EXAMPLE 6: An individual received treatment from a physician who charged $175. The individual's Part B deductible had been met. As a primary payer, an employer plan allows $160 but has a preferred physician arrangement under which the physician agrees to accept 90 percent of the plan's allowable amount as payment in full [i.e., $144 ($160 x .90)]. The plan also has a $50 deductible for physician services, which yet has not been satisfied in any part. Thus, the plan pays $94 ($144 preferred physician rate minus $50 deductible). The fee schedule amount for this treatment is $150. The Medicare secondary payment is calculated as follows:
  1. The amount the physician is obligated to accept as payment in full minus the third party payment: $144 - $94 = $50.
  2. Determine the Medicare payment in the usual manner: $150 X .80 = $120.
  3. Employer plan's allowable charge of $160 (which is higher than Medicare's fee schedule amount of $150) minus the employer plan's payment of$94 equals $66.
  4. Pay $50 (lowest of amounts in steps 1, 2, or 3).

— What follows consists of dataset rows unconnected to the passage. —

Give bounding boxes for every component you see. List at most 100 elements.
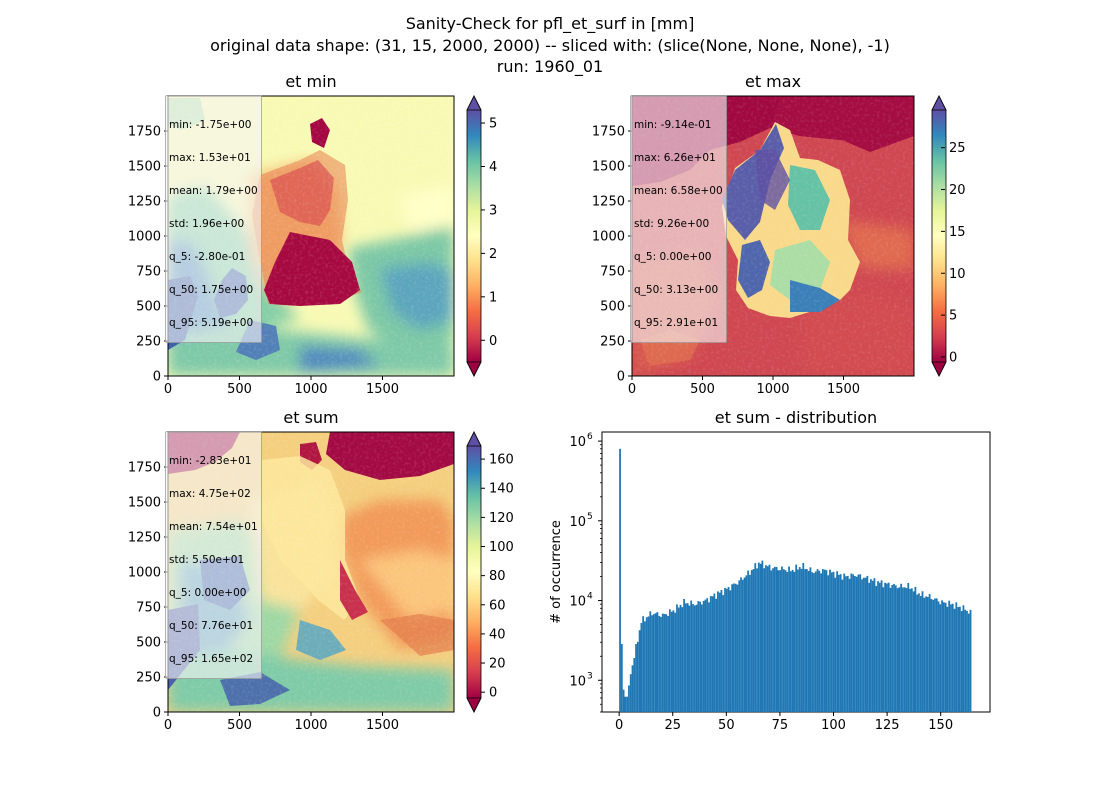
histogram-bar: [741, 579, 744, 712]
histogram-bar: [747, 570, 750, 712]
stat-line: min: -2.83e+01: [169, 455, 252, 467]
histogram-bar: [713, 593, 716, 712]
histogram-bars: [619, 448, 972, 712]
figure-title-line3: run: 1960_01: [496, 57, 604, 76]
et-sum-xtick-label: 1500: [366, 718, 399, 733]
histogram-bar: [772, 568, 774, 712]
et-sum-colorbar-tick-label: 100: [489, 540, 514, 555]
et-max-ytick-label: 500: [600, 300, 625, 315]
histogram-ytick-label: 10: [569, 435, 586, 450]
histogram-bar: [781, 566, 783, 712]
histogram-bar: [942, 602, 945, 712]
histogram-bar: [862, 577, 865, 712]
stat-line: std: 5.50e+01: [169, 554, 245, 566]
histogram-xtick-label: 150: [928, 718, 953, 733]
histogram-bar: [958, 606, 961, 712]
histogram-bar: [816, 569, 819, 712]
histogram-bar: [930, 599, 933, 712]
histogram-bar: [754, 563, 757, 712]
colorbar-et-min: [466, 95, 482, 377]
histogram-bar: [962, 605, 965, 712]
histogram-bar: [937, 601, 940, 712]
histogram-ytick-label: 10: [569, 674, 586, 689]
et-sum-ytick-label: 250: [136, 671, 161, 686]
histogram-bar: [939, 604, 942, 712]
histogram-bar: [661, 613, 664, 712]
histogram-bar: [700, 604, 703, 712]
histogram-bar: [960, 611, 963, 712]
histogram-bar: [775, 566, 778, 712]
histogram-bar: [948, 600, 951, 712]
histogram-bar: [827, 575, 830, 712]
histogram-bar: [651, 615, 653, 712]
histogram-bar: [635, 644, 637, 712]
histogram-bar: [850, 573, 853, 712]
histogram-bar: [820, 573, 822, 712]
histogram-bar: [914, 586, 917, 712]
et-min-ytick-label: 750: [136, 265, 161, 280]
histogram-bar: [830, 572, 833, 712]
histogram-bar: [670, 611, 673, 712]
histogram-bar: [907, 582, 910, 712]
histogram-bar: [715, 598, 718, 712]
histogram-bar: [686, 603, 689, 712]
stat-line: max: 6.26e+01: [634, 152, 716, 164]
et-max-colorbar-tick-label: 5: [949, 309, 957, 324]
stat-line: mean: 1.79e+00: [169, 185, 258, 197]
histogram-bar: [957, 607, 959, 712]
histogram-bar: [953, 608, 956, 712]
histogram-bar: [795, 564, 798, 712]
histogram-bar: [884, 582, 887, 712]
et-max-ytick-label: 750: [600, 265, 625, 280]
et-max-colorbar-tick-label: 25: [949, 141, 966, 156]
et-sum-ytick-label: 750: [136, 601, 161, 616]
figure-title-line1: Sanity-Check for pfl_et_surf in [mm]: [405, 14, 695, 33]
histogram-bar: [736, 584, 739, 712]
histogram-bar: [814, 571, 817, 712]
histogram-bar: [711, 596, 714, 712]
histogram-bar: [676, 604, 678, 712]
et-sum-colorbar-tick-label: 120: [489, 511, 514, 526]
histogram-bar: [704, 599, 707, 712]
histogram-bar: [624, 696, 627, 712]
et-min-colorbar-tick-label: 3: [489, 203, 497, 218]
et-min-ytick-label: 500: [136, 300, 161, 315]
histogram-bar: [677, 607, 680, 712]
stats-box-et-min: min: -1.75e+00 max: 1.53e+01 mean: 1.79e…: [165, 95, 262, 343]
histogram-xtick-label: 125: [875, 718, 900, 733]
histogram-bar: [633, 658, 636, 712]
histogram-ytick-exponent: 6: [587, 432, 593, 442]
histogram-bar: [896, 588, 899, 712]
histogram-bar: [761, 560, 764, 712]
histogram-bar: [950, 604, 952, 712]
histogram-bar: [656, 612, 659, 712]
et-max-ytick-label: 0: [617, 370, 625, 385]
histogram-bar: [829, 569, 831, 712]
histogram-bar: [873, 578, 876, 712]
histogram-bar: [855, 576, 858, 712]
histogram-bar: [722, 595, 725, 712]
histogram-bar: [640, 623, 643, 712]
panel-title-et-sum: et sum: [283, 408, 339, 427]
histogram-bar: [619, 448, 621, 712]
histogram-bar: [921, 591, 924, 712]
histogram-bar: [667, 615, 669, 712]
histogram-bar: [918, 593, 920, 712]
histogram-bar: [672, 610, 675, 712]
histogram-ytick-exponent: 3: [587, 671, 593, 681]
histogram-bar: [647, 616, 650, 712]
panel-title-distribution: et sum - distribution: [714, 408, 878, 427]
histogram-bar: [766, 566, 769, 712]
et-sum-colorbar-tick-label: 40: [489, 627, 506, 642]
colorbar-et-max: [931, 95, 947, 377]
histogram-bar: [642, 616, 645, 712]
histogram-bar: [905, 588, 908, 712]
et-sum-ytick-label: 1000: [128, 566, 161, 581]
histogram-bar: [674, 612, 677, 712]
histogram-bar: [928, 594, 931, 712]
histogram-bar: [743, 577, 746, 712]
histogram-bar: [800, 568, 803, 712]
histogram-bar: [645, 617, 648, 712]
histogram-bar: [693, 605, 696, 712]
histogram-bar: [912, 591, 915, 712]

Effect of Medicare Limiting Charge on Medicare Secondary Payments

A non-participating physician/supplier who does not take assignment on a claim may not charge more than the Medicare limiting charge and no person is liable for payment of any amounts in excess of the limiting charge. Therefore, a nonparticipating physician/supplier who does not take assignment must reduce his/her actual charge to the TPP, or to the beneficiary, to reflect the Medicare limiting charge. When the limiting charge is less than the actual charge, the limiting charge will be considered to be the actual charge as well as the plan's allowable charge in applying the payment rules. This is because CMS cannot recognize an illegal charge as a basis for calculating Medicare benefits.

EXAMPLE: A physician erroneously billed $200 for a procedure. The TPP allowed $175 and paid $150 (which was more than it was obligated to pay under the Medicare limited charge law). The Medicare allowable amount for the nonparticipating physician is $125 (95 percent of the fee schedule amount for participating physicians). The limiting charge is $143.75 (115 percent of $125). The secondary payment should be determined as follows:
  1. The actual charge by the physician (the limiting charge) minus the TPP's payment: $143.75 - 150 = 0.
  2. Determine the Medicare payment in the usual manner: .80 X $125 = $100.
  3. Employer plan allowable charge (the limiting charge) minus the third party payments: $143.75 - 150 = $0
  4. Pay $0 (lowest of the amounts in 1, 2, or 3).

TPP Does Not Pay for Certain Services

When a TPP pays for certain services furnished to an individual but does not pay for other services or when the benefits available under the policy or plan have been exhausted, Medicare may pay primary benefits for the services not reimbursed by the TPP, provided they are otherwise covered.

EXAMPLE: A physician charges $600 for his/her services related to an on-the-job injury. The physician also charges $400 for the services of an independent physical therapist, which were for treatment of a preexisting condition unrelated to the job injury. The fee schedule amount for the physician's services is $400 and the fee schedule for the therapist's services is $300. The beneficiary does not have GHP coverage. He previously met the Medicare Part B deductible. Workers Compensation paid a fee schedule amount of $375 for the work-related injury, which the physician was required to accept as payment in full for the services, but WC did not pay for physical therapy related to the preexisting condition. Since the WC payment is payment in full for the physician's services, no secondary Medicare benefits are payable for these services. However, Medicare may pay for the covered physical therapy services (provided by an independent physical therapist) not covered by WC. Medicare pays primary benefits of $240 (80 percent of the fee schedule amount of $300) for the independent therapist's services.